President Barack Obama delivered a rousing commencement speech Saturday at historically black Howard University, telling graduates that race relations have improved over the last three decades but that more work needs to be done.
"America is by almost every measure better than it was when I graduated from college," Obama told the Class of 2016, in looking back to 1983. The nation's first African-American president, however, said racism and inequality persist as he noted disparities in unemployment, pay and the criminal justice system.
He also told the graduates in Washington that if they want to see change, they cannot "sleepwalk through life" but must actively participate in the democratic system.
“In 2012, nearly two out of three African-Americans turned out [to vote]. And then in 2014, only two in five turned out to vote. You don’t think that made a difference in terms of the Congress I've got to deal with?” he asked.
The president told young people they had no excuses not to vote.
“You don’t have to risk your life to cast a ballot; other people already did that for you,” he said as he urged the 2,300 graduates to vote not just for president, but in every election.
The president said today's college graduates are better positioned than at any other time to address outstanding problems.
“Since the year I graduated, the poverty rate is down. ... American cities have undergone a renaissance. There are more women in the workforce. They are earning more money. The dropout rate by-African Americans was cut by almost 60 percent,” Obama said.
The president was also awarded an honorary doctor of science degree during the commencement ceremony.
Yetunde Akinola, who graduated Saturday with a master's degree in psychology, said the ceremony held special significance.
"The Class of 2016 celebrated with the FIRST African-American in his last term as our United States president," she said. "Howard University is known for many great achievements. However, this is one for the books!"

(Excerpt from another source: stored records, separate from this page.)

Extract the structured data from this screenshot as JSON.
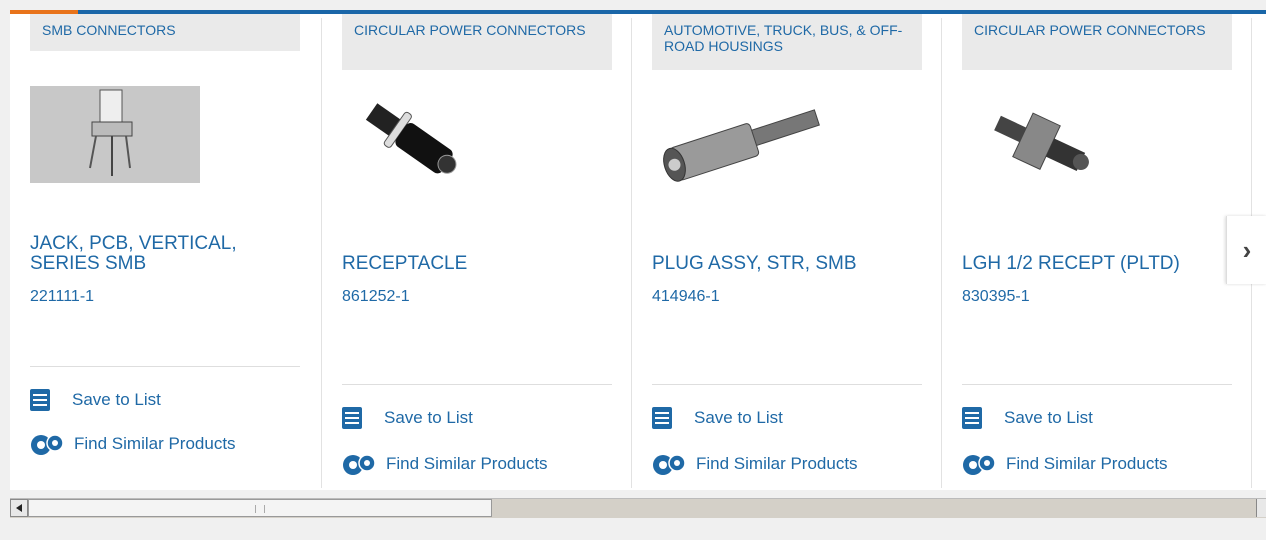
{
  "products": [
    {
      "category": "SMB CONNECTORS",
      "title": "JACK, PCB, VERTICAL, SERIES SMB",
      "part_number": "221111-1",
      "save_label": "Save to List",
      "similar_label": "Find Similar Products",
      "image_icon": "smb-jack-photo"
    },
    {
      "category": "CIRCULAR POWER CONNECTORS",
      "title": "RECEPTACLE",
      "part_number": "861252-1",
      "save_label": "Save to List",
      "similar_label": "Find Similar Products",
      "image_icon": "receptacle-photo"
    },
    {
      "category": "AUTOMOTIVE, TRUCK, BUS, & OFF-ROAD HOUSINGS",
      "title": "PLUG ASSY, STR, SMB",
      "part_number": "414946-1",
      "save_label": "Save to List",
      "similar_label": "Find Similar Products",
      "image_icon": "plug-assembly-photo"
    },
    {
      "category": "CIRCULAR POWER CONNECTORS",
      "title": "LGH 1/2 RECEPT (PLTD)",
      "part_number": "830395-1",
      "save_label": "Save to List",
      "similar_label": "Find Similar Products",
      "image_icon": "flange-receptacle-photo"
    }
  ],
  "carousel": {
    "next_icon": "chevron-right-icon"
  },
  "colors": {
    "link": "#1f69a6",
    "accent": "#e8731b",
    "brand": "#1a66a8"
  }
}
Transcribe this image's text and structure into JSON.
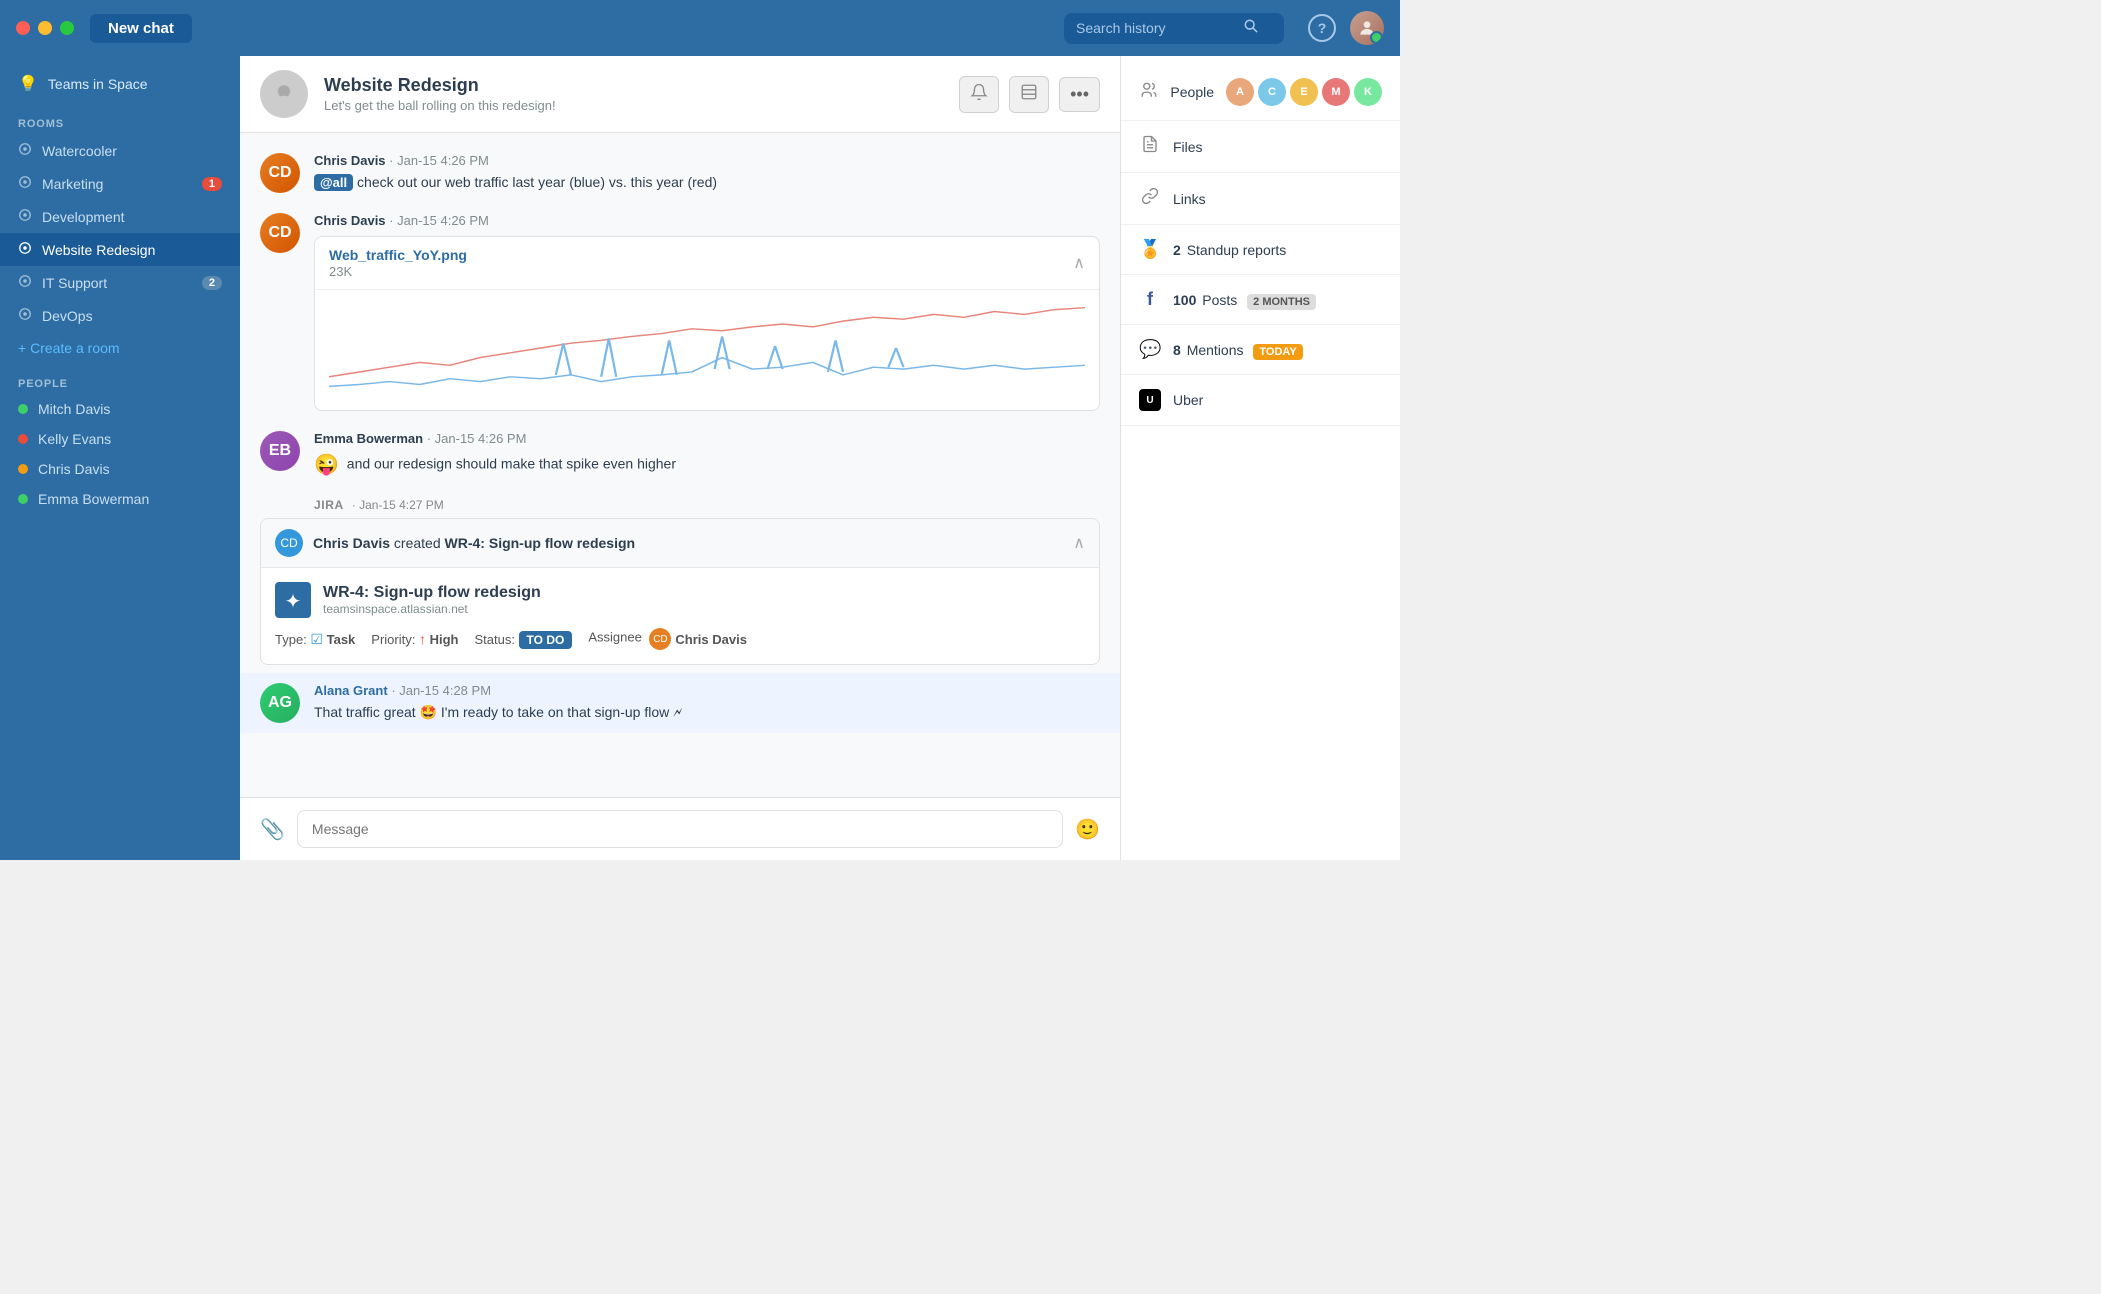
{
  "titlebar": {
    "new_chat_label": "New chat",
    "search_placeholder": "Search history"
  },
  "sidebar": {
    "team_name": "Teams in Space",
    "rooms_header": "ROOMS",
    "rooms": [
      {
        "id": "watercooler",
        "label": "Watercooler",
        "badge": null
      },
      {
        "id": "marketing",
        "label": "Marketing",
        "badge": "1"
      },
      {
        "id": "development",
        "label": "Development",
        "badge": null
      },
      {
        "id": "website-redesign",
        "label": "Website Redesign",
        "badge": null,
        "active": true
      },
      {
        "id": "it-support",
        "label": "IT Support",
        "badge": "2"
      },
      {
        "id": "devops",
        "label": "DevOps",
        "badge": null
      }
    ],
    "create_room_label": "+ Create a room",
    "people_header": "PEOPLE",
    "people": [
      {
        "id": "mitch-davis",
        "name": "Mitch Davis",
        "status": "green"
      },
      {
        "id": "kelly-evans",
        "name": "Kelly Evans",
        "status": "red"
      },
      {
        "id": "chris-davis",
        "name": "Chris Davis",
        "status": "orange"
      },
      {
        "id": "emma-bowerman",
        "name": "Emma Bowerman",
        "status": "green"
      }
    ]
  },
  "chat": {
    "room_name": "Website Redesign",
    "room_description": "Let's get the ball rolling on this redesign!",
    "messages": [
      {
        "id": "msg1",
        "sender": "Chris Davis",
        "time": "Jan-15 4:26 PM",
        "mention": "@all",
        "text": " check out our web traffic last year (blue) vs. this year (red)",
        "has_attachment": false
      },
      {
        "id": "msg2",
        "sender": "Chris Davis",
        "time": "Jan-15 4:26 PM",
        "text": "",
        "has_attachment": true,
        "attachment_name": "Web_traffic_YoY.png",
        "attachment_size": "23K"
      },
      {
        "id": "msg3",
        "sender": "Emma Bowerman",
        "time": "Jan-15 4:26 PM",
        "emoji": "😜",
        "text": "and our redesign should make that spike even higher"
      },
      {
        "id": "msg4-jira",
        "type": "jira",
        "integration": "JIRA",
        "time": "Jan-15 4:27 PM",
        "creator": "Chris Davis",
        "action": "created",
        "issue_key": "WR-4: Sign-up flow redesign",
        "issue_title": "WR-4: Sign-up flow redesign",
        "issue_url": "teamsinspace.atlassian.net",
        "type_label": "Task",
        "priority_label": "High",
        "status_label": "TO DO",
        "assignee": "Chris Davis"
      },
      {
        "id": "msg5",
        "sender": "Alana Grant",
        "time": "Jan-15 4:28 PM",
        "text": "That traffic great 🤩 I'm ready to take on that sign-up flow 🗲",
        "highlighted": true
      }
    ],
    "input_placeholder": "Message"
  },
  "right_sidebar": {
    "people_label": "People",
    "files_label": "Files",
    "links_label": "Links",
    "standup_label": "Standup reports",
    "standup_count": "2",
    "posts_label": "Posts",
    "posts_count": "100",
    "posts_badge": "2 MONTHS",
    "mentions_label": "Mentions",
    "mentions_count": "8",
    "mentions_badge": "TODAY",
    "uber_label": "Uber"
  }
}
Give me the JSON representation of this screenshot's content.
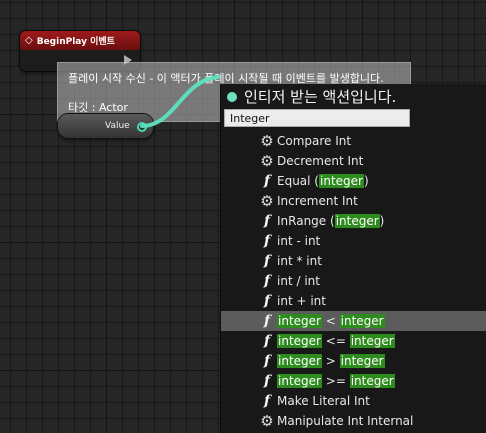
{
  "event_node": {
    "title": "BeginPlay 이벤트"
  },
  "tooltip": {
    "description": "플레이 시작 수신 - 이 액터가 플레이 시작될 때 이벤트를 발생합니다.",
    "target": "타깃 : Actor"
  },
  "value_node": {
    "label": "Value"
  },
  "action_menu": {
    "title": "인티저 받는 액션입니다.",
    "search_value": "Integer",
    "highlight_color": "#2e8b1e",
    "items": [
      {
        "icon": "gear",
        "parts": [
          {
            "t": "Compare Int"
          }
        ]
      },
      {
        "icon": "gear",
        "parts": [
          {
            "t": "Decrement Int"
          }
        ]
      },
      {
        "icon": "function",
        "parts": [
          {
            "t": "Equal ("
          },
          {
            "t": "integer",
            "hl": true
          },
          {
            "t": ")"
          }
        ]
      },
      {
        "icon": "gear",
        "parts": [
          {
            "t": "Increment Int"
          }
        ]
      },
      {
        "icon": "function",
        "parts": [
          {
            "t": "InRange ("
          },
          {
            "t": "integer",
            "hl": true
          },
          {
            "t": ")"
          }
        ]
      },
      {
        "icon": "function",
        "parts": [
          {
            "t": "int - int"
          }
        ]
      },
      {
        "icon": "function",
        "parts": [
          {
            "t": "int * int"
          }
        ]
      },
      {
        "icon": "function",
        "parts": [
          {
            "t": "int / int"
          }
        ]
      },
      {
        "icon": "function",
        "parts": [
          {
            "t": "int + int"
          }
        ]
      },
      {
        "icon": "function",
        "selected": true,
        "parts": [
          {
            "t": "integer",
            "hl": true
          },
          {
            "t": " < "
          },
          {
            "t": "integer",
            "hl": true
          }
        ]
      },
      {
        "icon": "function",
        "parts": [
          {
            "t": "integer",
            "hl": true
          },
          {
            "t": " <= "
          },
          {
            "t": "integer",
            "hl": true
          }
        ]
      },
      {
        "icon": "function",
        "parts": [
          {
            "t": "integer",
            "hl": true
          },
          {
            "t": " > "
          },
          {
            "t": "integer",
            "hl": true
          }
        ]
      },
      {
        "icon": "function",
        "parts": [
          {
            "t": "integer",
            "hl": true
          },
          {
            "t": " >= "
          },
          {
            "t": "integer",
            "hl": true
          }
        ]
      },
      {
        "icon": "function",
        "parts": [
          {
            "t": "Make Literal Int"
          }
        ]
      },
      {
        "icon": "gear",
        "parts": [
          {
            "t": "Manipulate Int Internal"
          }
        ]
      }
    ]
  }
}
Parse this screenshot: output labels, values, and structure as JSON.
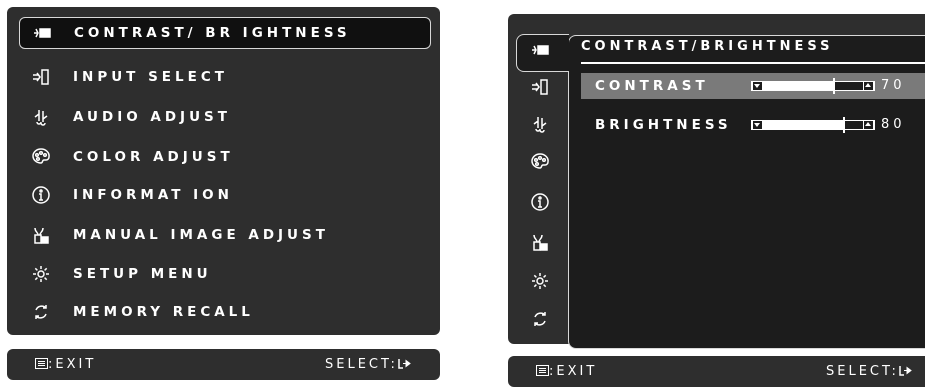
{
  "main_menu": {
    "items": [
      {
        "label": "CONTRAST/ BR IGHTNESS",
        "icon": "contrast-icon",
        "selected": true
      },
      {
        "label": "INPUT SELECT",
        "icon": "input-select-icon"
      },
      {
        "label": "AUDIO ADJUST",
        "icon": "audio-icon"
      },
      {
        "label": "COLOR ADJUST",
        "icon": "palette-icon"
      },
      {
        "label": "INFORMAT ION",
        "icon": "info-icon"
      },
      {
        "label": "MANUAL IMAGE ADJUST",
        "icon": "image-adjust-icon"
      },
      {
        "label": "SETUP MENU",
        "icon": "gear-icon"
      },
      {
        "label": "MEMORY RECALL",
        "icon": "memory-recall-icon"
      }
    ]
  },
  "left_footer": {
    "exit": ":EXIT",
    "select": "SELECT:"
  },
  "submenu": {
    "title": "CONTRAST/BRIGHTNESS",
    "rows": [
      {
        "label": "CONTRAST",
        "value": "70",
        "level": 0.7,
        "highlighted": true
      },
      {
        "label": "BRIGHTNESS",
        "value": "80",
        "level": 0.8
      }
    ]
  },
  "right_footer": {
    "exit": ":EXIT",
    "select": "SELECT:"
  },
  "colors": {
    "panel": "#2e2e2e",
    "highlight": "#7a7a7a",
    "text": "#ffffff"
  }
}
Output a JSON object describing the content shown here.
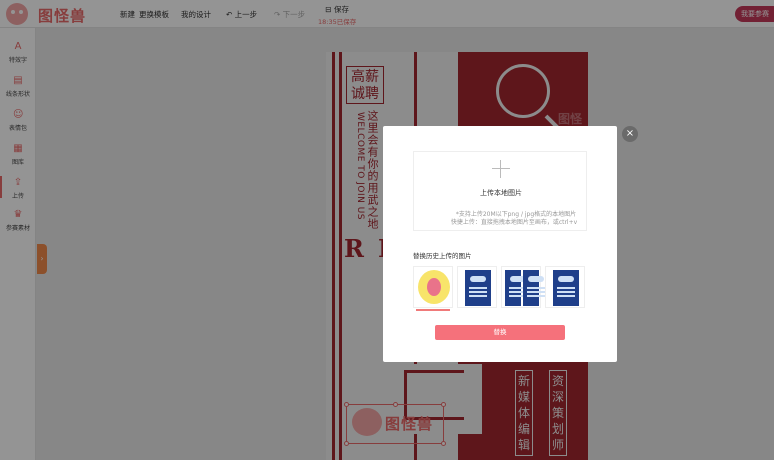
{
  "app": {
    "logo_text": "图怪兽"
  },
  "topbar": {
    "menu": [
      {
        "label": "新建",
        "disabled": false
      },
      {
        "label": "更换模板",
        "disabled": false
      },
      {
        "label": "我的设计",
        "disabled": false
      },
      {
        "label": "上一步",
        "disabled": false
      },
      {
        "label": "下一步",
        "disabled": true
      }
    ],
    "save_label": "保存",
    "save_time": "18:35已保存",
    "contest_button": "我要参赛"
  },
  "sidebar": {
    "items": [
      {
        "label": "特效字",
        "icon": "text-effect-icon"
      },
      {
        "label": "线条形状",
        "icon": "shapes-icon"
      },
      {
        "label": "表情包",
        "icon": "emoji-icon"
      },
      {
        "label": "图库",
        "icon": "gallery-icon"
      },
      {
        "label": "上传",
        "icon": "upload-icon",
        "active": true
      },
      {
        "label": "参赛素材",
        "icon": "trophy-icon"
      }
    ],
    "collapse_glyph": "›"
  },
  "poster": {
    "hiring": "高薪诚聘",
    "cn_vertical": "这里会有你的用武之地",
    "en_vertical": "WELCOME TO JOIN US",
    "letters": [
      "R",
      "I"
    ],
    "right_box_1": "新媒体编辑",
    "right_box_2": "资深策划师",
    "sticker_text": "图怪兽",
    "ghost_badge": "图怪兽"
  },
  "modal": {
    "upload_title": "上传本地图片",
    "upload_hint_1": "*支持上传20M以下png / jpg格式的本地图片",
    "upload_hint_2": "快捷上传：直接拖拽本地图片至画布，或ctrl+v",
    "history_label": "替换历史上传的图片",
    "replace_button": "替换",
    "close_glyph": "×"
  },
  "colors": {
    "brand": "#e96a6a",
    "poster_red": "#a3262f",
    "button": "#f5717b",
    "contest": "#c5395b"
  }
}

Faculty member Adedoyin Kalejaiye of Howard's College of Medicine echoed those sentiments.
"It was an immense honor to have President Obama as our commencement speaker. ... He serves as an example of how far our nation has come, and his words today pointed us towards areas where our continued pursuit of excellence can advance our communities even better," she said.
Saturday's speech was the first of three commencement addresses the president has on his agenda.
The president is scheduled to speak May 15 at Rutgers University in New Jersey. Then on June 2, he will addresse graduates at the U.S. Air Force Academy in Colorado.
VOA's Jesusemen Oni contributed to this report.